O no, le voy a decir el poema de Ezequiel Martínez Estrada que me partió el corazón en ciento treinta y tres mil quinientos veinticuatro pedazos esa vez, el poema que me sé de memoria y dice ‘has vivido al revés de tu destino, te ofrecieron amor y no quisiste, fortuna y gloria, y preferiste el vino de la sabiduría, que es tan triste. Y ahora, al final de tu camino, buscas a Dios, que sabes que no existe’.
No, le voy a decir la frase de Saer, redonda como un pomelo, impecable: ‘se dice que la comedia es superficial, porque elude las evidencias de la tragedia. Pero en sí, no hay nada más que comedia, en el sentido que la realidad es superficial. La tragedia es puramente imaginaria’.
Mejor no, mejor le digo el poema de González Lanuza: ‘Aquí, vértigo inmóvil de lo cierto, aquí, breve inmortalidad de la agonía, aquí, donde persisto todavía, aquí, tan sólo aquí sueño despierto’.
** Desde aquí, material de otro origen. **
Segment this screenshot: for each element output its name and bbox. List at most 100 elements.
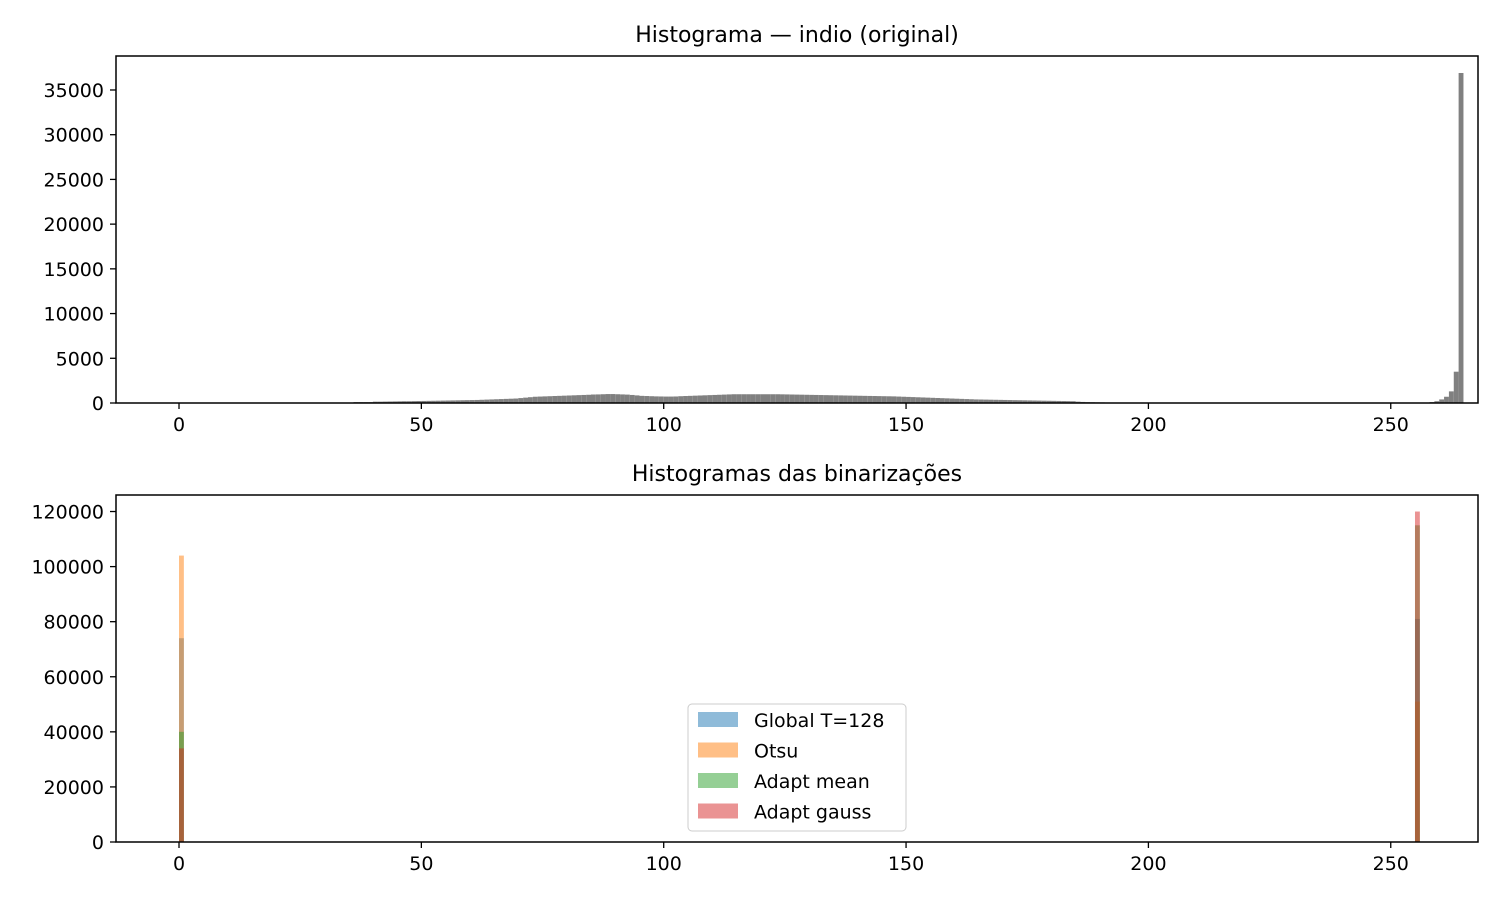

Terminé el segundo Ballantine’s. Me puse de pie, caminé los pocos pasos que me separaban de la barra, como si caminara con el agua a la cintura. Me paré al lado de ella, apoyé ambas palmas sobre la barra, me incliné un poco.
–Te voy a chupar la concha –dije–, pero te voy a chupar la concha de una forma que te voy a dejar el flujo en punto nieve.
Bueno, loco, se me mezcló todo, me abataté. Yo fui a un par de clases de teatro y Norman Briski me dijo que me ponía muy nervioso, que la actuación no era lo mío.